Le président algérien, Abdelmadjid Tebboune, a promis jeudi soir de libérer des dizaines de détenus d'opinion, dans un geste d'apaisement à l'adresse du mouvement de contestation populaire Hirak, et décidé de dissoudre le Parlement et d'appeler à des élections législatives anticipées.

«Le "Hirak béni" a sauvé l'Algérie. J'ai décidé d'accorder la grâce présidentielle à une trentaine de personnes pour lesquelles une décision de justice avait été rendue ainsi qu'à d'autres pour lesquelles aucun verdict n'a été prononcé. Entre 55 et 60 personnes rejoindront à partir de ce soir ou demain leur famille», a-t-il déclaré dans un discours à la Nation télévisé. Quelque 70 personnes sont actuellement en prison en lien avec le Hirak et/ou les libertés individuelles, selon le Comité national de libération des détenus (CNLD), une association de soutien.

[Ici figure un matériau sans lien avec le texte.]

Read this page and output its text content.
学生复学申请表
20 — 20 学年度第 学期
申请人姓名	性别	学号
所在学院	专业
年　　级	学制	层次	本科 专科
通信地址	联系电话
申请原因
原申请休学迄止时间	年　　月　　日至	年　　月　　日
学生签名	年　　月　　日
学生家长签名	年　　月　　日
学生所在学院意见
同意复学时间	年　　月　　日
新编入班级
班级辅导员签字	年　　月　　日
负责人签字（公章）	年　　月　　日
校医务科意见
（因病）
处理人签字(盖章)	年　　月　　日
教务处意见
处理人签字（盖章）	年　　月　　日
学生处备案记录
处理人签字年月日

Des élections avant la fin de l'année

Cette annonce survient à la veille du 2e anniversaire du soulèvement populaire inédit qui a forcé l'ex-homme fort Abdelaziz Bouteflika à renoncer à un cinquième mandat présidentiel et à quitter le pouvoir. Abdelmadjid Tebboune a par ailleurs décidé de «dissoudre l'Assemblée populaire nationale (APN) pour appeler à des élections», en disant souhaiter «ouvrir ses portes à la jeunesse». Les élections législatives - prévues en 2022 - devraient avoir lieu d'ici la fin de l'année.

Le chef de l'Etat a par ailleurs annoncé un remaniement ministériel «dans les 48 heures au maximum». «Ce remaniement concernera des secteurs qui enregistrent des déficits dans leur gestion ressentis par les citoyens et nous-mêmes», a-t-il dit. De retour il y a une semaine d'Allemagne, où il était soigné pour des complications post-Covid-19, Tebboune avait tenu depuis des consultations avec six partis politiques, dont des formations de l'opposition.